- Born: Suzanne Jackson 22 October 1984 (age 41) Dublin, Ireland
- Spouse: Dylan O’Connor ​(m. 2017)​

= Suzanne Jackson (blogger) =

Irish writer

Suzanne Jackson O'Connor(born 22 October 1984, Dublin) is an Irish television presenter, blogger and businessperson. She is the creator of the blog SoSueMe.

==Career==
Jackson began blogging in 2010. By 2013, she left her job and began working full-time on her blog. In 2016, she released a range of beauty products called 'SoSu Cosmetics'. She has been criticised following reports that her range of cosmetics is produced through private labelling, but she says this is not true. In 2018, Jackson launched a second tan brand, 'Dripping Gold'. In 2020 her company, Cohar Ltd, reported profits of €2.12m.

In July 2022, Jackson announced her plans to step down as CEO of her beauty brand, 'SoSu Cosmetics' and tan brand 'Dripping Gold'. In October 2022, she named Caroline Dalton as her successor.

== Media career ==
In April 2019, Jackson appeared as a guest on The Late Late Show.

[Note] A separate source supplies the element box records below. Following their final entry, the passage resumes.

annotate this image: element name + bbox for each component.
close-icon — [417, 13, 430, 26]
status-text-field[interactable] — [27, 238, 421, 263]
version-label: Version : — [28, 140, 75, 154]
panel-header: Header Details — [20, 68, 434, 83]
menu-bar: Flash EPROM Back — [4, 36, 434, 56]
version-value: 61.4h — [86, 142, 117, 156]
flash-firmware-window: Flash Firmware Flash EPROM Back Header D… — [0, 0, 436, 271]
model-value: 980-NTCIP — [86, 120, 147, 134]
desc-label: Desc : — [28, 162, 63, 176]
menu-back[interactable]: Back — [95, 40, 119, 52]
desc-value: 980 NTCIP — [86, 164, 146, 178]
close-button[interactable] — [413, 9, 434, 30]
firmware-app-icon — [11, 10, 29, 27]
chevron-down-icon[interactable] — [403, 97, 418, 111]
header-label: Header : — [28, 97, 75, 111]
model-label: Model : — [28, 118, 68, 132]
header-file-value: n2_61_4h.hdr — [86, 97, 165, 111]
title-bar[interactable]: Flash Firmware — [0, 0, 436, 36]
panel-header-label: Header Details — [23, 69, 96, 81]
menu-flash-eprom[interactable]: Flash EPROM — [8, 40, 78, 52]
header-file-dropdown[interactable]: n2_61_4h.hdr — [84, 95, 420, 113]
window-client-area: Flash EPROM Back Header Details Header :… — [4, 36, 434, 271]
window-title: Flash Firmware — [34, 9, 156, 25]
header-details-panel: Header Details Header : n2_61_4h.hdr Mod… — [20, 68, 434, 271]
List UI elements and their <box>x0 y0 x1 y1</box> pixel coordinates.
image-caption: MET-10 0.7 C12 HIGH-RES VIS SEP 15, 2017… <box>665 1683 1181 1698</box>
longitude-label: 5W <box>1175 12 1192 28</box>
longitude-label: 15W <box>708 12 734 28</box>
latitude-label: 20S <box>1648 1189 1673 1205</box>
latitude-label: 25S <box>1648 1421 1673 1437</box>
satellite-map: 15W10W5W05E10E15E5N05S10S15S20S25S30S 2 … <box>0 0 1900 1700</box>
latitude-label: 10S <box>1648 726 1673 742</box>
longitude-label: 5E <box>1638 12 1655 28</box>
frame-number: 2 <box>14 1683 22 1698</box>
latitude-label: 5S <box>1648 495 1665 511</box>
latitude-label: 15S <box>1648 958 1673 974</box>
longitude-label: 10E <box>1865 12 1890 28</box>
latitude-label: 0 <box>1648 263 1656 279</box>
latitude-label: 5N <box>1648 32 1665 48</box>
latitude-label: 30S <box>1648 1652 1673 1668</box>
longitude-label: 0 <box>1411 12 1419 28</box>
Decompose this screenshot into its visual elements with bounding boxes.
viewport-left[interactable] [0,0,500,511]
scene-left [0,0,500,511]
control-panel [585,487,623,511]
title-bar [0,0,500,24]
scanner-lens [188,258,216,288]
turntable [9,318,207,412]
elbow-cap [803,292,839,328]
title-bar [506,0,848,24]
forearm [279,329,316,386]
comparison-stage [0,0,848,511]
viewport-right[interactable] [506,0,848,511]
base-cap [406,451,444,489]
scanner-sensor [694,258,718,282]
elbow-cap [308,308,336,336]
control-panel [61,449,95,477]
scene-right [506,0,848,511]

In 2020, Jackson began co-hosting the RTÉ makeover show, The Style Counsellors alongside influencer, Eileen Smith. The show returned for a second season in 2021 and a third in 2022 with Jackson assuming main hosting duties and Smith taking a smaller role due in part to social distancing regulations around COVID-19 and Smith's age. A fourth season is due to air in 2023.

In January 2023, Jackson became a contestant in the sixth series of Dancing with the Stars. She was partnered with new professional, Michael Danilczuk. While participating in the show, Jackson scored the highest score ever (30) in the show's history for the rumba and samba. Jackson and Danilczuk reached the final, eventually finishing as joint runners-up to Carl Mullan and Emily Barker.

== Personal life ==
Jackson grew up in Skerries, County Dublin. In 2017 she married Dylan O'Connor. Her wedding was covered by Irish news and media outlets with pictures in RSVP Magazine. As of 2019, the couple live in Malahide. In May 2021, Jackson announced her plans to emigrate to Portugal. One month later, in June 2021, Jackson announced that she was to remain living in Ireland.